Para o advogado Leonardo Yarochewsky, conferencista do III Encontro, a operação Lava Jato colocou um novo marco na interpretação das leis brasileiras que pode levar à relativização dos direitos fundamentais do cidadão.

"Em uma democracia e em um Estado democrático de direito é preciso respeitar os direitos individuais, o devido processo legal, a Constituição. É preciso pensar bem antes de considerar natural a violação de direitos fundamentais dos cidadãos. Devemos defender os direitos de terceiros como defendemos os nossos, porque daqui a pouco será o seu direito que será violado, será a sua casa a ser invadida, será o seu telefone a ser grampeado", ponderou o criminalista.

Ele critica a popularização da defesa de atos de exceção por parte da Justiça e do Ministério Público e de supressão de direitos fundamentais, como propõe o projeto do MPF chamado de "10 Medidas contra a Corrupção", a fim de endurecer o cerco aos acusados de crimes contra o patrimônio público e de improbidade.

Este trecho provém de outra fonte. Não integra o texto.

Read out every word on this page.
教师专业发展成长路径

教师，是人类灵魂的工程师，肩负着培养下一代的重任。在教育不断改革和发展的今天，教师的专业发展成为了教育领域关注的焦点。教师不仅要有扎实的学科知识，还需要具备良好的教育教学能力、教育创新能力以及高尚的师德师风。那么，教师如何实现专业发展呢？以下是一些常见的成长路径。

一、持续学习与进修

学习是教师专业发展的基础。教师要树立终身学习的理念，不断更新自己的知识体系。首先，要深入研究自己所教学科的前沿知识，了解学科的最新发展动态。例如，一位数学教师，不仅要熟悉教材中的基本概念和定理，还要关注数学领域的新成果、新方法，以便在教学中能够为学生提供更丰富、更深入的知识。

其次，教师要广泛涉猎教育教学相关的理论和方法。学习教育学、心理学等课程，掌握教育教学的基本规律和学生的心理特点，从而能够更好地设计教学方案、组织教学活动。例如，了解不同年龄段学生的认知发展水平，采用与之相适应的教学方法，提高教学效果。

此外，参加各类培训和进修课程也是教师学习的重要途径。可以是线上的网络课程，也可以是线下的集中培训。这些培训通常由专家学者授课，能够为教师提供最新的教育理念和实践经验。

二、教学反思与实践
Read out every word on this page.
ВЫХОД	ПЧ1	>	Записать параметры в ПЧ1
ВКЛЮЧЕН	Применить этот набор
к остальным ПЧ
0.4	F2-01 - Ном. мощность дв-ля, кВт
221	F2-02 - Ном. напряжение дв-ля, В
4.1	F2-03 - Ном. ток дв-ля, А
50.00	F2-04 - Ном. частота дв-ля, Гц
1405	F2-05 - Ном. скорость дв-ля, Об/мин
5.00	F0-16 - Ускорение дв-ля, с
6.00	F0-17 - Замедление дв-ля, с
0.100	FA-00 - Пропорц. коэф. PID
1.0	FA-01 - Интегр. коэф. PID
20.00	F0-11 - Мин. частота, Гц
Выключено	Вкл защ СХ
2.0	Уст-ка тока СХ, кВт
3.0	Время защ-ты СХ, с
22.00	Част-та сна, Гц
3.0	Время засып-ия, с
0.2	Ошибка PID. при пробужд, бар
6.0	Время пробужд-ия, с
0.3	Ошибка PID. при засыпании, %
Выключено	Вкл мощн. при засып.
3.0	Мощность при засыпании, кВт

É caso de efeitos da delação premiada, que, além de servir de estratégia para a defesa de investigados barganhar a relativização de penas, pode colocar os investigados em situação em que se vem “forçados” a entrar em acordo para receber benefício no processo de investigação.

Tecnologia é aliada para fiscalizar o Poder Público

O ex-juiz Marlon Reis, idealizador da Lei Ficha Limpa, diz que o acesso a mecanismos para denúncia de crimes é uma medida necessária para a colaboração da sociedade. Ele cita o aplicativo “Mudamos”, criado por ele e pelo diretor do Instituto de Tecnologia e Sociedade do Rio (ITS Rio), Ronaldo Lemos, para colher assinaturas em leis de iniciativa popular.

Os aplicativos, diz Marlon Reis, devem suprir a dificuldade de quem quer criar uma lei de iniciativa popular, que é a coleta de assinaturas no papel. Segundo o ex-juiz, foram necessários dois anos para coletar o total de mais de 1.600.000 assinaturas da Lei da Ficha Limpa. “Hoje, a Lei da Ficha Limpa é blindada, porque foi concebida de baixo para cima”.

O advogado alerta para a facilidade de falsificação e a dificuldade (ou até impossibilidade) de auditar as assinaturas colhidas. Problema que foi resolvido pela tecnologia.

A auditora de Controle Externo do TCU (Tribunal de Contas da União), Mônica Cotrim Chaves, diz que no Brasil existe grande dificuldade para acesso a informações de organizações públicas, mesmo diante da Lei de Acesso à Informação.

Segundo ela, o TCU possui 60 bases de dados, que subsidiam sistemas como o LabContas, o InfoContas e os sistemas apelidados de Alice (Análise de Licitação de Editais) e Sofia (Sistema de Orientação sobre fatos e indícios para o auditor).

Pesquisa divulgada em 2016 pela Confederação Nacional da Indústria (CNI) aponta que para 65% dos brasileiros a corrupção é o maior problema do país. A percepção da situação teve influência de operações como a Lava Jato, pois passou do terceiro para o primeiro lugar na percepção dos brasileiros em apenas um ano.

A corrupção superou problemas como as drogas e a violência que aparecem, respectivamente, em segundo e terceiro lugar, citados por 61% e 57%, respectivamente. A lentidão/impunidade também cresceu no ranking e passou do 6º para o 4º lugar de 2014 para 2015. A saúde veio em 5º. O Ibope Inteligência, a pedido da CNI, entrevistou 2.002 pessoas, em 143 municípios, entre os dias 4 e 7 de dezembro de 2015.